In 2019, Fong became director of communications and strategy for the Center for Public Integrity. She was the executive producer of The Heist, a five episode podcast series covering the economic policies of the Trump administration and a focus on Treasury Secretary Steven Mnuchin.

==Life==
Fong grew up in Kuala Lumpur, Malaysia, and attended the National University of Singapore for undergraduate studies. After working for The New Paper (Singapore), she went on to attend Columbia University's School of International and Public Affairs and received a Masters of International Affairs degree in 2001.

While working at Forbes Digital in 2000, Fong created the Top-Earning Dead Celebrities list, which is still published every year by the business magazine.

Fong joined The Wall Street Journal full-time in 2001, and in the wake of the 9/11 attacks on the World Trade Center, served in the unusual capacity of City Hall reporter covering the aftermath and recovery of New York City.

==Asia correspondent==
Fong worked in Hong Kong as a correspondent for the Journal from 2003-2006, and in Beijing from 2006-2009, where she covered economic development, Chinese consumers, and the 2008 Summer Olympics.

During the 2007 proposed sale of The Wall Street Journal to Rupert Murdoch's News Corp, Fong was a vocal opponent of the move.
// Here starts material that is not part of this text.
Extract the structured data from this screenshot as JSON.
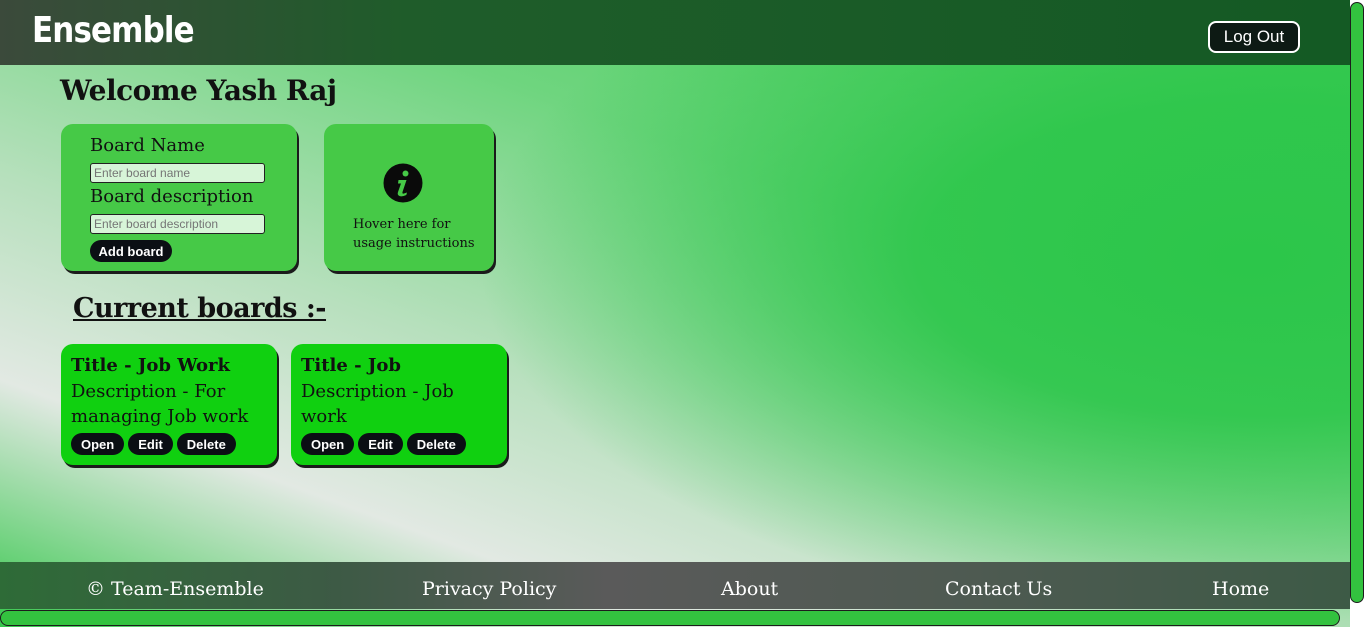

According to the Associated Press story on the purchase, she, along with six Journal colleagues, "wrote a letter to the board of Dow Jones & Co. saying they fear that under Murdoch's leadership writers would be pressured to soften their reporting on China."

In 2009, Fong took a sabbatical leave from The Wall Street Journal and officially left the paper in 2013.

==United States-based work==
In 2009, Fong joined the University of Southern California Annenberg School for Communication and Journalism as an adjunct professor of journalism, overseeing the international internship program for journalism students in Hong Kong.

In 2013, Fong received a book contract with Houghton Mifflin Harcourt to write about China's one-child policy and its global implications.

In 2014, Fong joined the New America Foundation in Washington, D.C., as the Eric and Wendy Schmidt Fellow.

In 2016, Fong released the book One Child for free in Simplified Chinese, citing her inability to find a willing Chinese or Hong Kong publisher.

Fong's work and interviews were the basis for a featured segment covering China's one child policy on HBO's Last Week Tonight with John Oliver, which aired on October 6, 2019.

Fong has been a contributor to The New York Times, LA Times, Salon, The Atlantic, and National Public Radio.